Bakan
Atalay, yaklaşık 1 saat süren görüşmenin ardından yaptığı açıklamada,
Uslu'ya ''demokratik
açılım için katkı aradıklarını, her desteğe ihtiyaç duyduklarını ve söz konusu
açılımın en geniş mutabakat zemininde sağlanması halinde başarıya ulaşacağını dile getirdiğini'' söyledi.
Salim Uslu'nun da kendisine konuya ilişkin hazırladıkları dosyayı sunduğunu belirten Atalay,
sendika yöneticilerinin görüşlerinden
istifa edeceklerini, dosyayı inceleyerek sürecin devamına katkıda bulunan hususları çalışmalarına katacağını anlattı.
Salim Uslu da
Türkiye'nin tarihi bir fırsat yakaladığını ifade ederek, bugüne kadar Türk halkının canına, kanına ve parasına ağır bedeller ödeten, sırtına yüklenen ciddi bir sorundan kurtulmak için adım atıldığını kaydetti.
''TÜRKİYE İÇİN YENİ BİR MİLAT''
Toplumsal barış sürecine katkıda bulunmak için tüm
sivil toplum örgütlerinin ağır sorumlulukları bulunduğunun farkına vararak, sürece katkıda bulunmaları gerektiğini ifade eden Uslu, ''Çözümün
demokrasi içerisinde aranıyor olması bizim için son derece önemlidir ve Türkiye için de yeni bir milattır. Demokrasi dışı çözüm arayışlarının Türkiye'yi getirdiği nokta da ortadadır'' dedi.
Demokratikleşme sürecinin sadece
Kürt açılımı ile sınırlı kalmamasını isteyen Uslu, sendikal haklar ve diğer bireysel hak ve özgürlükler konusunun da açılım sürecine dahil edilmesini talep etti.
Türkiye'nin
demokratikleşme açılımlarından zarar göreceği iddiasında bulunanların var olduğunu söyleyen Uslu, ''bu kişilerin bizi ikna edebilecekleri tek bir örnek dahi olamaz'' diye konuştu.

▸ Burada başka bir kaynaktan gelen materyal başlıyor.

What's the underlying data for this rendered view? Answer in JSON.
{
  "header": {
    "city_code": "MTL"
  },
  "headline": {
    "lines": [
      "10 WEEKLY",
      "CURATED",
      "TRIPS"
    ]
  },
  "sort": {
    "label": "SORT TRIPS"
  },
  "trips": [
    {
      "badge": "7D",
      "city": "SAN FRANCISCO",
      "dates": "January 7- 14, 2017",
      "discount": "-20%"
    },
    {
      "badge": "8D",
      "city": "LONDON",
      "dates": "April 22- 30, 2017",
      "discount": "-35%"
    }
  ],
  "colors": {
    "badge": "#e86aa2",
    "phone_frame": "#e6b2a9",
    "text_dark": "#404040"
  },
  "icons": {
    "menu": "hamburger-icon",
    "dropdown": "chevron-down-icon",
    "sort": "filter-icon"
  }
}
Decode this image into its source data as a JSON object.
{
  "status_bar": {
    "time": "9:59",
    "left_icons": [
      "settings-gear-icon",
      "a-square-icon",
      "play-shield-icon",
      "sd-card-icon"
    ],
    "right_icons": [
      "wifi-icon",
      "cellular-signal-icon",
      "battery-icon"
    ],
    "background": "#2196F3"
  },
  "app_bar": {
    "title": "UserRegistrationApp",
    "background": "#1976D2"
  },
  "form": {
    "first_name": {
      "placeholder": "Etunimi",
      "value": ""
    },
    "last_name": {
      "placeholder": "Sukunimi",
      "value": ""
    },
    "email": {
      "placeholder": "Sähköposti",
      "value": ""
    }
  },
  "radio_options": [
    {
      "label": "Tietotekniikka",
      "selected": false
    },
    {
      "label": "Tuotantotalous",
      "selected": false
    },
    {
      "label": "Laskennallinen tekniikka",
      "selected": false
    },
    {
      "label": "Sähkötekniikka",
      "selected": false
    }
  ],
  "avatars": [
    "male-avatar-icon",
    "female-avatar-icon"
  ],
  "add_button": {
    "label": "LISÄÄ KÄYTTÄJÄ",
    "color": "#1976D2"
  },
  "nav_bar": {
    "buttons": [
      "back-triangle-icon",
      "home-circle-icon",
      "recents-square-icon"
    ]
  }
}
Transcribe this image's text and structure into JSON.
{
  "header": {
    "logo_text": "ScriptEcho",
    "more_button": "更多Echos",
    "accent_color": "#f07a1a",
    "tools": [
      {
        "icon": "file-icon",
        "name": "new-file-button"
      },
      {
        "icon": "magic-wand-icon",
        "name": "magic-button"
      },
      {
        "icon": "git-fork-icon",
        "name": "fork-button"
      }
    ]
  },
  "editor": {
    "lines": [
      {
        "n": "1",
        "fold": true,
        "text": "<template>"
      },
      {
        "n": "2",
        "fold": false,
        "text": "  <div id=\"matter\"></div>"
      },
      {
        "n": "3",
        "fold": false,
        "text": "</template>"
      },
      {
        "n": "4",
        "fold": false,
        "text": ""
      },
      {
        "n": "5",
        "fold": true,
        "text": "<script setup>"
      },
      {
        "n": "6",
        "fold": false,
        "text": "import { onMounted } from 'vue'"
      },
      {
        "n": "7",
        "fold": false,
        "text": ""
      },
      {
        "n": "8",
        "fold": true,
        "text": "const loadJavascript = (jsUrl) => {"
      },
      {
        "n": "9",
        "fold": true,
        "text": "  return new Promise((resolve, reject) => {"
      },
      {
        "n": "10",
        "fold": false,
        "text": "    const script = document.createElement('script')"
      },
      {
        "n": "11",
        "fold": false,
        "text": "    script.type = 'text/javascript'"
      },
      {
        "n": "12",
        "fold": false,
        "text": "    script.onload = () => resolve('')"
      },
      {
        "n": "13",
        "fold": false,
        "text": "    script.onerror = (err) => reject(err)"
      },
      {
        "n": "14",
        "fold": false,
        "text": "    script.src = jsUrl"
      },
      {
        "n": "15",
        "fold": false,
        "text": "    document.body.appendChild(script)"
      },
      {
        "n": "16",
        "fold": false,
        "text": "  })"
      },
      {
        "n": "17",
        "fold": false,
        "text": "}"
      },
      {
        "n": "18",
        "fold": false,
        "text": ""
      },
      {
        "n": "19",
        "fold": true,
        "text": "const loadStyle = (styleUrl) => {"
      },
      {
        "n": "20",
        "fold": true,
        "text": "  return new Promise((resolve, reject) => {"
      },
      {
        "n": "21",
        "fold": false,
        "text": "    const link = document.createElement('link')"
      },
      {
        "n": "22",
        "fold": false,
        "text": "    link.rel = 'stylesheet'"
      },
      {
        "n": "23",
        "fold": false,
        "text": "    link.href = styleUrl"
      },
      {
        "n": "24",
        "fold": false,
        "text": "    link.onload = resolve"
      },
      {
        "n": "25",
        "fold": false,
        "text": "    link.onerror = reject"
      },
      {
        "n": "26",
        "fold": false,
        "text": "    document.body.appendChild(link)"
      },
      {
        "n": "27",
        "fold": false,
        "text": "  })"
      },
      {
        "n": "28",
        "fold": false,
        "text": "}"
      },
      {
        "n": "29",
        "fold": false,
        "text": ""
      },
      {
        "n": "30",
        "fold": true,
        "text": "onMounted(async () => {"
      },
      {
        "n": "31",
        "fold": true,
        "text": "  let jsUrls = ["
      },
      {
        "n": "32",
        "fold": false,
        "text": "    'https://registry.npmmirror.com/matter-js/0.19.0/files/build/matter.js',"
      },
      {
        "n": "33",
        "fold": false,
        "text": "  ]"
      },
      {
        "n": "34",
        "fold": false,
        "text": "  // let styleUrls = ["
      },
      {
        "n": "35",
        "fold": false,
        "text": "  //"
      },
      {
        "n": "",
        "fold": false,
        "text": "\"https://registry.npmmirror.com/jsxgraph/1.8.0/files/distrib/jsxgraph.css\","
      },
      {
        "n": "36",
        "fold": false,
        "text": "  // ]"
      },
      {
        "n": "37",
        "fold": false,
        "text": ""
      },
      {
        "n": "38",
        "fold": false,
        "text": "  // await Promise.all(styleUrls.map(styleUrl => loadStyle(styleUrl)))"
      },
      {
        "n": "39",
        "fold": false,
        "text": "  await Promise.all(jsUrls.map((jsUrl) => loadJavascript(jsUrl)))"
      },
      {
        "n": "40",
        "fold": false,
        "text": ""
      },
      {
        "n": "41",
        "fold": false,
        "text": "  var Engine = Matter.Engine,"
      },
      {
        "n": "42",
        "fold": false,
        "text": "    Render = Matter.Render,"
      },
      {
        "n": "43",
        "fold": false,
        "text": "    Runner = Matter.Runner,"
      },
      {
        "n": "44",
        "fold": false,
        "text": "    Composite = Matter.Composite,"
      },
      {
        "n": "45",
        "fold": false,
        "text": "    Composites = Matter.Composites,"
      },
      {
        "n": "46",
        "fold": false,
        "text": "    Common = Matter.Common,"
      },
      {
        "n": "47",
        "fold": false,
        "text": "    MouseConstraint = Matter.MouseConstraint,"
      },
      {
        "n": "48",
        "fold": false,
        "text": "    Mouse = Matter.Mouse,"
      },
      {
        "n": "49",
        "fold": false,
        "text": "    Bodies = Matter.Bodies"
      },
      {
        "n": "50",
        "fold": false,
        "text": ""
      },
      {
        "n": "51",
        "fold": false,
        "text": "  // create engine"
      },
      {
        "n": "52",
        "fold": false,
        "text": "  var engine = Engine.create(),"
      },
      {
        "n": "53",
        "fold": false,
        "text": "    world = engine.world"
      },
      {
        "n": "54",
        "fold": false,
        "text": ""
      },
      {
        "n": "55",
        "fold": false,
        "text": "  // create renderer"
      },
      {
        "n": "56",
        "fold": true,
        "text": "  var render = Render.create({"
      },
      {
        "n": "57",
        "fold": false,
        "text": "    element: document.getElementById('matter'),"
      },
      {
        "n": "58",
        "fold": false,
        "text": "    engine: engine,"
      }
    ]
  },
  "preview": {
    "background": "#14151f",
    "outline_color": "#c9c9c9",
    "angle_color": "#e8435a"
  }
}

Uslu, sözlerini şöyle sürdürdü:
''Bütün devletin kurumları ilk kez ortak bir dil kullanmaya başlamışlardır. Bu da çözümün yakın olduğu konusunda umutlarımızı artırmaktadır. Bu
ülke için yeni yöntemler, çözümler gündeme gelmektedir. Bugüne kadar hangi tezleri dillendirirsek dillendirelim Türkiye'de yaşanan, toplumsal barışa yönelik sorunları ortadan kaldırmış değildir. Herkesin bilinen tezlerinden vazgeçmesi gerektiğini düşünüyoruz.
Anayasa değişikliği konusunda 'uzlaşma ararız, isteriz' diyen herkesin de böylesine önemli konuda sorunun tarafı değil, çözümün tarafı olması, çözüme yönelik daha yapıcı katkılar vermesi gerektiğini bekliyoruz. 30 yıl yaşadığımız, kan ve gözyaşından başka geride
miras bırakmayan bu süreç geleceğimizi tehdit etmektedir. Bu süreç,
çözüm süreci aslında Türkiye meselesidir. Etnik, dini farklılıklarımız, siyasi ya da ideolojik aidiyetlerimiz sorunun çözümü konusunda demokratik olgunluğa ve terbiyeye uygun katkılar vermemize engel olmamalıdır.''
Uslu, Türkiye'nin
Nobel Edebiyat Ödülüne sahip bir ülke olduğunu anımsatarak, ''Türkiye'ye, bu barış sürecini başarıyla sonuçlandırıp, Nobel Barış Ödülünü getirmek de yakışır'' diye konuştu.